Proponents have hailed this as a historic milestone that will in turn improve Nigeria’s positioning and prospects as the destination of choice in Africa for foreign direct investments (FDIs).
Critics have been quick to point out that these figures do not translate to development on the ground. With the perennial power challenges, infrastructural deficits, weak institutions, legendary poor governance and unstable and unfriendly regulation, they claim that the exercise is at best futile and a case of self-delusion that does not deceive discerning investors.
I suspect that this debate will go on for quite some time.
I am no economist but I understand that until the standard of living improves for anyone and everyone who works hard in Nigeria, the country is unlikely to live up to its full potential and take a respected place among nation states.
One of Nigeria’s biggest competitive advantages is the size of its consumer market. We have become the toast of leading multinationals in sectors such as FMCG and Telecommunications. Daily, these organizations make a killing from selling their products and services consumed by an increasingly aspirational generation of young and upwardly mobile Nigerians.
That Nigeria’s new GDP estimates have been buoyed by sectors closely aligned with the digital ecosystem is not a coincidence though.
But how can the new GDP figures help create a better enabling environment that supports e-commerce in Nigeria?
Here a few random suggestions:
1) We need to have PayPal and other leading international online payment platforms accept Nigerian issued debit cards. Many Nigerians struggle to create/own e-commerce platforms but cannot monetize from an international audience because PayPal neither allows owners of Nigerian cards to make online payments nor does it allow merchants (owners of e-commerce platforms) to receive online payments through it. This is perhaps one of the greatest frustrations many here face in trying to profit from this whole e-commerce brouhaha. In the next few weeks, I would be opening a PayPal account from another African country (whose name I am ashamed to mention) for an initiative I run using a debit card from that country. Those who are responsible for driving e-commerce growth and development in this country need to engage with organizations like PayPal more proactively on behalf of all of us. Not every Nigerian is a fraudster. The vast majority of Nigerians using the Internet are honest people looking to better their lives. While a private business like PayPal can restrict users in Nigeria, we need to recalibrate the relationship profitably for the Nigerian e-commerce space just like we have rebased our GDP.

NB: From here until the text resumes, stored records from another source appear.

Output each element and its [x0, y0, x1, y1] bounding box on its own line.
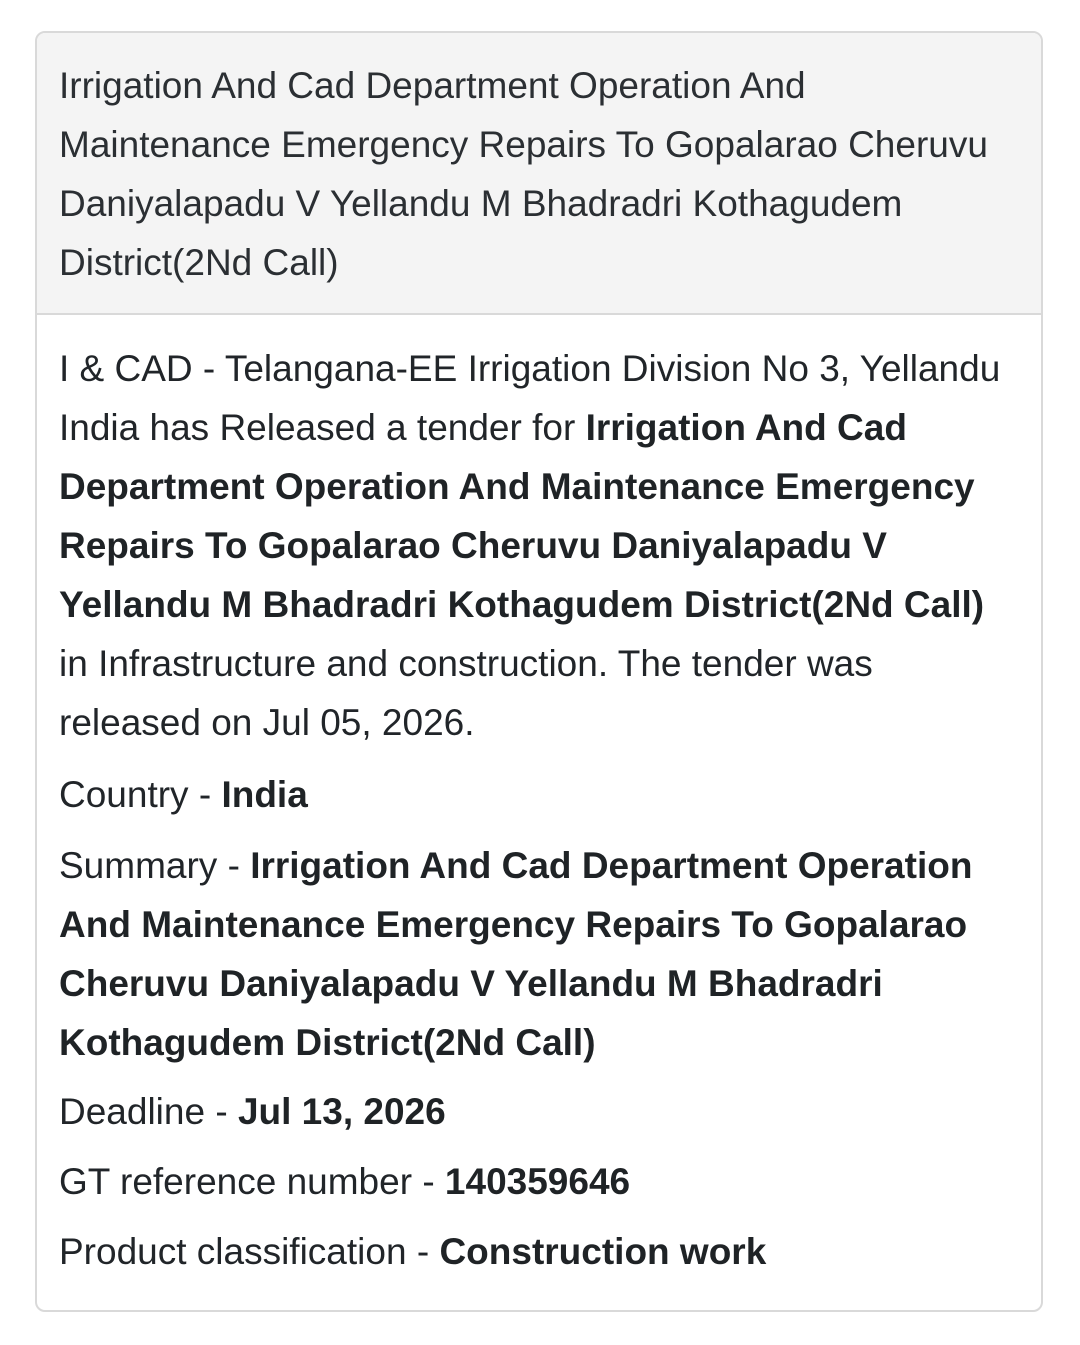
summary-label: Summary -	[59, 845, 251, 886]
description-prefix: I & CAD - Telangana-EE Irrigation Division No 3, Yellandu India has Released a tender for	[59, 348, 1001, 448]
tender-card-header	[37, 33, 1041, 315]
product-classification-label: Product classification -	[59, 1231, 440, 1272]
description-project-name: Irrigation And Cad Department Operation And Maintenance Emergency Repairs To Gopalarao Cheruvu Daniyalapadu V Yellandu M Bhadradri Kothagudem District(2Nd Call)	[59, 407, 985, 625]
tender-card	[35, 31, 1043, 1312]
gt-reference-row	[59, 1152, 1019, 1211]
description-suffix: in Infrastructure and construction. The tender was released on Jul 05, 2026.	[59, 643, 873, 743]
gt-reference-label: GT reference number -	[59, 1161, 445, 1202]
deadline-label: Deadline -	[59, 1091, 238, 1132]
country-value: India	[221, 774, 308, 815]
product-classification-value: Construction work	[439, 1231, 767, 1272]
tender-description	[59, 339, 1019, 752]
product-classification-row	[59, 1222, 1019, 1281]
summary-value: Irrigation And Cad Department Operation And Maintenance Emergency Repairs To Gopalarao Cheruvu Daniyalapadu V Yellandu M Bhadradri Kothagudem District(2Nd Call)	[59, 845, 973, 1063]
tender-title[interactable]: Irrigation And Cad Department Operation And Maintenance Emergency Repairs To Gopalarao Cheruvu Daniyalapadu V Yellandu M Bhadradri Kothagudem District(2Nd Call)	[59, 65, 988, 283]
deadline-row	[59, 1082, 1019, 1141]
gt-reference-value: 140359646	[444, 1161, 631, 1202]
country-row	[59, 765, 1019, 824]
country-label: Country -	[59, 774, 222, 815]
deadline-value: Jul 13, 2026	[237, 1091, 446, 1132]
tender-card-body	[37, 315, 1041, 1281]
summary-row	[59, 836, 1019, 1072]
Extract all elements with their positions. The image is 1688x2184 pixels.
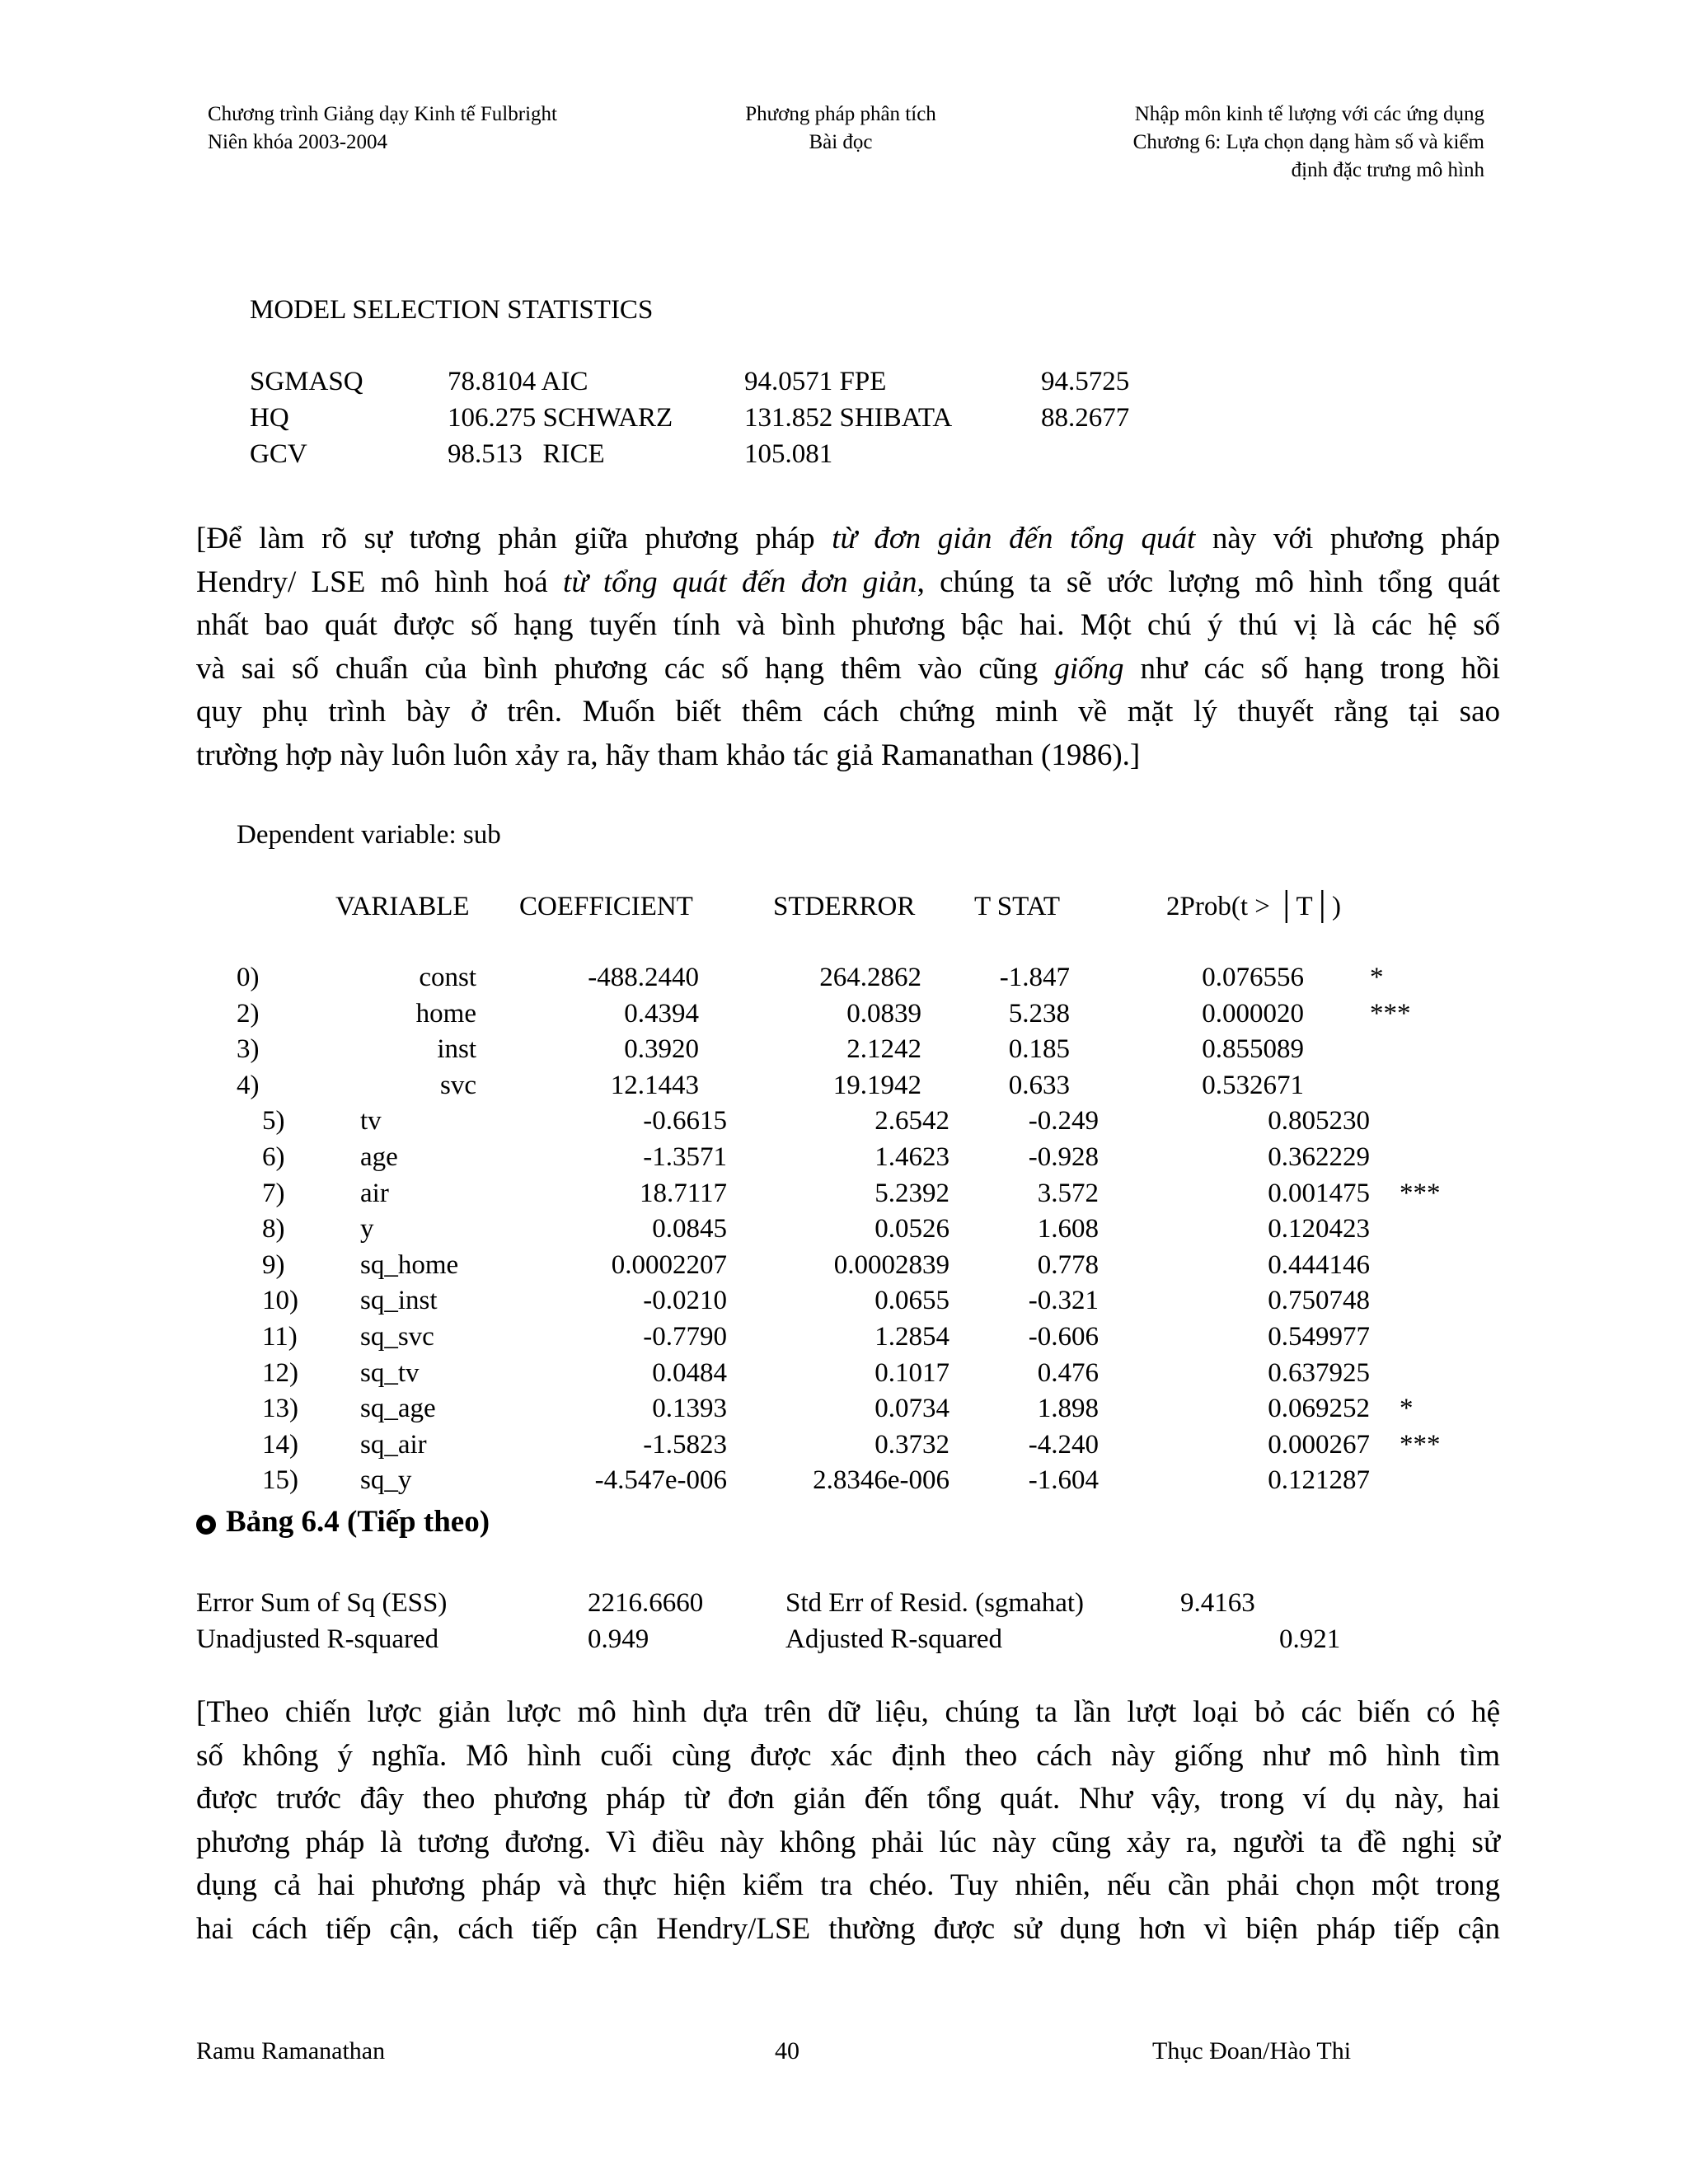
stderror-value: 1.2854 xyxy=(874,1322,950,1352)
tstat-value: -1.604 xyxy=(1028,1465,1099,1496)
variable-name: tv xyxy=(360,1106,382,1137)
col-header-tstat: T STAT xyxy=(974,892,1061,921)
paragraph-intro xyxy=(196,518,1500,777)
tstat-value: 0.185 xyxy=(1008,1034,1070,1065)
stderror-value: 0.1017 xyxy=(874,1357,950,1388)
row-index: 10) xyxy=(262,1286,298,1316)
tstat-value: -0.606 xyxy=(1028,1322,1099,1352)
tstat-value: -4.240 xyxy=(1028,1429,1099,1460)
coefficient-value: 0.0002207 xyxy=(611,1249,727,1280)
coefficient-value: -1.3571 xyxy=(643,1142,727,1172)
para1-line: và sai số chuẩn của bình phương các số hạng thêm vào cũng giống như các số hạng trong hồi xyxy=(196,651,1500,686)
tstat-value: 3.572 xyxy=(1037,1178,1099,1208)
row-index: 11) xyxy=(262,1322,298,1352)
header-chapter-cont: định đặc trưng mô hình xyxy=(1291,159,1484,181)
tstat-value: -0.928 xyxy=(1028,1142,1099,1172)
col-header-coefficient: COEFFICIENT xyxy=(519,892,693,921)
para2-line: [Theo chiến lược giản lược mô hình dựa trên dữ liệu, chúng ta lần lượt loại bỏ các biến có hệ xyxy=(196,1695,1500,1729)
para2-line: phương pháp là tương đương. Vì điều này không phải lúc này cũng xảy ra, người ta đề nghị sử xyxy=(196,1825,1500,1859)
prob-value: 0.000267 xyxy=(1268,1429,1370,1460)
r2-value: 0.949 xyxy=(588,1624,649,1654)
row-index: 13) xyxy=(262,1394,298,1424)
stderror-value: 5.2392 xyxy=(874,1178,950,1208)
col-header-variable: VARIABLE xyxy=(335,892,470,921)
stderror-value: 2.1242 xyxy=(846,1034,921,1065)
ms-cell: 88.2677 xyxy=(1041,403,1130,433)
row-index: 5) xyxy=(262,1106,285,1137)
variable-name: sq_inst xyxy=(360,1286,438,1316)
prob-value: 0.121287 xyxy=(1268,1465,1370,1496)
stderror-value: 0.0839 xyxy=(846,998,921,1029)
ms-cell: 94.5725 xyxy=(1041,367,1130,396)
tstat-value: 0.633 xyxy=(1008,1070,1070,1100)
footer-translators: Thục Đoan/Hào Thi xyxy=(1152,2037,1352,2064)
row-index: 12) xyxy=(262,1357,298,1388)
ms-cell: 106.275 SCHWARZ xyxy=(448,403,673,433)
tstat-value: 1.898 xyxy=(1037,1394,1099,1424)
significance-stars: *** xyxy=(1400,1178,1441,1208)
prob-value: 0.805230 xyxy=(1268,1106,1370,1137)
tstat-value: 5.238 xyxy=(1008,998,1070,1029)
sgmahat-label: Std Err of Resid. (sgmahat) xyxy=(785,1588,1085,1618)
table-caption: Bảng 6.4 (Tiếp theo) xyxy=(196,1504,490,1540)
coefficient-value: 18.7117 xyxy=(639,1178,727,1208)
coefficient-value: -0.6615 xyxy=(643,1106,727,1137)
row-index: 3) xyxy=(237,1034,260,1065)
header-year: Niên khóa 2003-2004 xyxy=(208,131,388,153)
para2-line: được trước đây theo phương pháp từ đơn giản đến tổng quát. Như vậy, trong ví dụ này, hai xyxy=(196,1782,1500,1816)
tstat-value: -0.321 xyxy=(1028,1286,1099,1316)
row-index: 0) xyxy=(237,963,260,992)
ms-cell: HQ xyxy=(250,403,289,433)
stderror-value: 2.8346e-006 xyxy=(813,1465,950,1496)
prob-value: 0.444146 xyxy=(1268,1249,1370,1280)
ms-cell: GCV xyxy=(250,439,307,469)
tstat-value: 0.778 xyxy=(1037,1249,1099,1280)
variable-name: sq_tv xyxy=(360,1357,420,1388)
variable-name: inst xyxy=(437,1034,476,1065)
coefficient-value: -1.5823 xyxy=(643,1429,727,1460)
ess-label: Error Sum of Sq (ESS) xyxy=(196,1588,448,1618)
header-program: Chương trình Giảng dạy Kinh tế Fulbright xyxy=(208,103,557,125)
stderror-value: 1.4623 xyxy=(874,1142,950,1172)
row-index: 4) xyxy=(237,1070,260,1100)
r2-label: Unadjusted R-squared xyxy=(196,1624,439,1654)
coefficient-value: 0.4394 xyxy=(624,998,699,1029)
stderror-value: 0.0655 xyxy=(874,1286,950,1316)
variable-name: sq_svc xyxy=(360,1322,434,1352)
coefficient-value: -0.7790 xyxy=(643,1322,727,1352)
variable-name: sq_air xyxy=(360,1429,427,1460)
para2-line: hai cách tiếp cận, cách tiếp cận Hendry/LSE thường được sử dụng hơn vì biện pháp tiếp cận xyxy=(196,1911,1500,1946)
variable-name: air xyxy=(360,1178,389,1208)
stderror-value: 19.1942 xyxy=(832,1070,921,1100)
stderror-value: 0.0002839 xyxy=(833,1249,950,1280)
prob-value: 0.637925 xyxy=(1268,1357,1370,1388)
coefficient-value: -488.2440 xyxy=(588,963,699,992)
header-chapter: Chương 6: Lựa chọn dạng hàm số và kiểm xyxy=(1132,131,1484,153)
significance-stars: * xyxy=(1370,963,1384,992)
coefficient-value: 12.1443 xyxy=(610,1070,699,1100)
tstat-value: 0.476 xyxy=(1037,1357,1099,1388)
ms-cell: 98.513 RICE xyxy=(448,439,605,469)
coefficient-value: 0.3920 xyxy=(624,1034,699,1065)
col-header-stderror: STDERROR xyxy=(773,892,916,921)
ms-cell: SGMASQ xyxy=(250,367,363,396)
stderror-value: 2.6542 xyxy=(874,1106,950,1137)
significance-stars: *** xyxy=(1400,1429,1441,1460)
coefficient-value: 0.0484 xyxy=(652,1357,727,1388)
coefficient-value: 0.0845 xyxy=(652,1214,727,1244)
row-index: 9) xyxy=(262,1249,285,1280)
variable-name: const xyxy=(419,963,476,992)
prob-value: 0.532671 xyxy=(1202,1070,1304,1100)
para2-line: số không ý nghĩa. Mô hình cuối cùng được xác định theo cách này giống như mô hình tìm xyxy=(196,1738,1500,1773)
para2-line: dụng cả hai phương pháp và thực hiện kiểm tra chéo. Tuy nhiên, nếu cần phải chọn một trong xyxy=(196,1868,1500,1902)
significance-stars: *** xyxy=(1370,998,1411,1029)
ess-value: 2216.6660 xyxy=(588,1588,704,1618)
prob-value: 0.069252 xyxy=(1268,1394,1370,1424)
prob-value: 0.362229 xyxy=(1268,1142,1370,1172)
prob-value: 0.000020 xyxy=(1202,998,1304,1029)
adj-r2-value: 0.921 xyxy=(1279,1624,1341,1654)
prob-value: 0.549977 xyxy=(1268,1322,1370,1352)
para1-line: trường hợp này luôn luôn xảy ra, hãy tham khảo tác giả Ramanathan (1986).] xyxy=(196,738,1141,772)
significance-stars: * xyxy=(1400,1394,1414,1424)
ms-cell: 105.081 xyxy=(744,439,833,469)
ms-cell: 78.8104 AIC xyxy=(448,367,588,396)
tstat-value: 1.608 xyxy=(1037,1214,1099,1244)
paragraph-conclusion xyxy=(196,1691,1500,1951)
footer-page-number: 40 xyxy=(775,2037,799,2064)
tstat-value: -1.847 xyxy=(999,963,1070,992)
variable-name: y xyxy=(360,1214,374,1244)
para1-line: Hendry/ LSE mô hình hoá từ tổng quát đến đơn giản, chúng ta sẽ ước lượng mô hình tổng quát xyxy=(196,565,1501,599)
row-index: 6) xyxy=(262,1142,285,1172)
model-selection-title: MODEL SELECTION STATISTICS xyxy=(250,295,654,325)
coefficient-value: -4.547e-006 xyxy=(594,1465,727,1496)
para1-line: [Để làm rõ sự tương phản giữa phương pháp từ đơn giản đến tổng quát này với phương pháp xyxy=(196,522,1501,555)
row-index: 7) xyxy=(262,1178,285,1208)
bullet-circle-icon xyxy=(196,1515,216,1535)
col-header-prob: 2Prob(t > │T│) xyxy=(1166,892,1342,921)
row-index: 8) xyxy=(262,1214,285,1244)
footer-author: Ramu Ramanathan xyxy=(196,2037,386,2064)
variable-name: sq_y xyxy=(360,1465,412,1496)
para1-line: quy phụ trình bày ở trên. Muốn biết thêm cách chứng minh về mặt lý thuyết rằng tại sao xyxy=(196,695,1500,729)
header-center xyxy=(734,101,948,157)
variable-name: sq_home xyxy=(360,1249,459,1280)
stderror-value: 0.3732 xyxy=(874,1429,950,1460)
coefficient-value: -0.0210 xyxy=(643,1286,727,1316)
stderror-value: 264.2862 xyxy=(819,963,921,992)
header-right xyxy=(1133,101,1484,185)
ms-cell: 94.0571 FPE xyxy=(744,367,887,396)
dependent-variable-label: Dependent variable: sub xyxy=(237,820,501,850)
tstat-value: -0.249 xyxy=(1028,1106,1099,1137)
sgmahat-value: 9.4163 xyxy=(1180,1588,1255,1618)
ms-cell: 131.852 SHIBATA xyxy=(744,403,953,433)
coefficient-value: 0.1393 xyxy=(652,1394,727,1424)
row-index: 2) xyxy=(237,998,260,1029)
row-index: 14) xyxy=(262,1429,298,1460)
header-method: Phương pháp phân tích xyxy=(745,103,936,125)
variable-name: sq_age xyxy=(360,1394,436,1424)
prob-value: 0.120423 xyxy=(1268,1214,1370,1244)
prob-value: 0.076556 xyxy=(1202,963,1304,992)
adj-r2-label: Adjusted R-squared xyxy=(785,1624,1003,1654)
header-left xyxy=(208,101,557,157)
stderror-value: 0.0734 xyxy=(874,1394,950,1424)
para1-line: nhất bao quát được số hạng tuyến tính và bình phương bậc hai. Một chú ý thú vị là các hệ số xyxy=(196,608,1500,642)
variable-name: age xyxy=(360,1142,398,1172)
variable-name: svc xyxy=(440,1070,476,1100)
header-reading: Bài đọc xyxy=(809,131,873,153)
prob-value: 0.855089 xyxy=(1202,1034,1304,1065)
stderror-value: 0.0526 xyxy=(874,1214,950,1244)
prob-value: 0.750748 xyxy=(1268,1286,1370,1316)
prob-value: 0.001475 xyxy=(1268,1178,1370,1208)
variable-name: home xyxy=(415,998,476,1029)
row-index: 15) xyxy=(262,1465,298,1496)
header-book-title: Nhập môn kinh tế lượng với các ứng dụng xyxy=(1134,103,1484,125)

2) A few weeks ago, the Nigerian office of a multinational firm was not permitted by Twitter to run adverts on its platform. Even though the multinational firm had a global advertising agreement and budget with Twitter, it was only when the advert was placed from the European head office of the multinational firm that the advert started running. Also on Twitter, very few Nigerian brands are verified and in an age of cybersquatting and identity theft, brands need to be able to differentiate themselves from fake parody accounts. Someone somewhere needs to engage Twitter on our behalf.
3) Until sometime last year, it was almost impossible for the average Nigerian based user to monetize his/her You Tube channel. To circumvent this, Nigerian based users have had to open channels from other locations in the world. Some years ago a You Tube channel in Nigeria with the one of the largest number of videos and views in Africa had to open its You Tube channel in Europe in order to monetize its videos. No doubt Google Nigeria is working to improve the benefits Nigerians accrue from using its services. While its Google Wallet allows Nigerian card owners to make payments online, the platform restricts merchants in Nigeria from receiving payments online. Someone somewhere needs to engage Google Nigeria and Google’s regional and international offices as e-commerce businesses here need all the help they can get.
4) Harvard Business Review – the last time I checked, Nigeria was not listed in the country field when trying to sign up for a subscription of Harvard Business Review. Even Niger was listed. Given the large and growing number of eminent Nigerians that are alumni of this prestigious business school, it begs the question - why we are not on that list? If Nigeria is good enough to be on the list for course registration, why omit us from the list for the magazine (which cost far less)? I think it is an oversight but perhaps I am wrong. Either way, someone somewhere out there needs to engage with organizations like these on our behalf.
If Nigerians must profit sustainably from the web of innovations in the digital space, Nigeria needs to introduce itself and its budding e-business community to the major players in the digital space. A high level cross functional team needs to formally visit and engage leaders of Apple, Google, PayPal, Twitter, Facebook, Linkedin, Amazon, etc to understand and take steps to begin addressing the legitimate concerns of these businesses.
They can cite the examples of the likes of FedEx, DHL, UPS, General Electric, Delta Air, United Airlines, Microsoft, Google, TripAdvisor, etc who have been able to thrive in this market. We can report the successes of the ongoing national broadband policy rollout as well as the cashless banking policy. With so many budding and successful e-commerce start-ups, Nigeria’s story like that of our rebased GDP is still unfolding.
The message we leave them should be loud and clear – “when (and not if) they look to expand into Africa, Nigeria should be the ultimate destination of choice”.
That would be the true impact of a rebased GDP to the e-commerce community.
P.S: This article was also published in the 9th of April 2014 edition of the Punch Newspapers.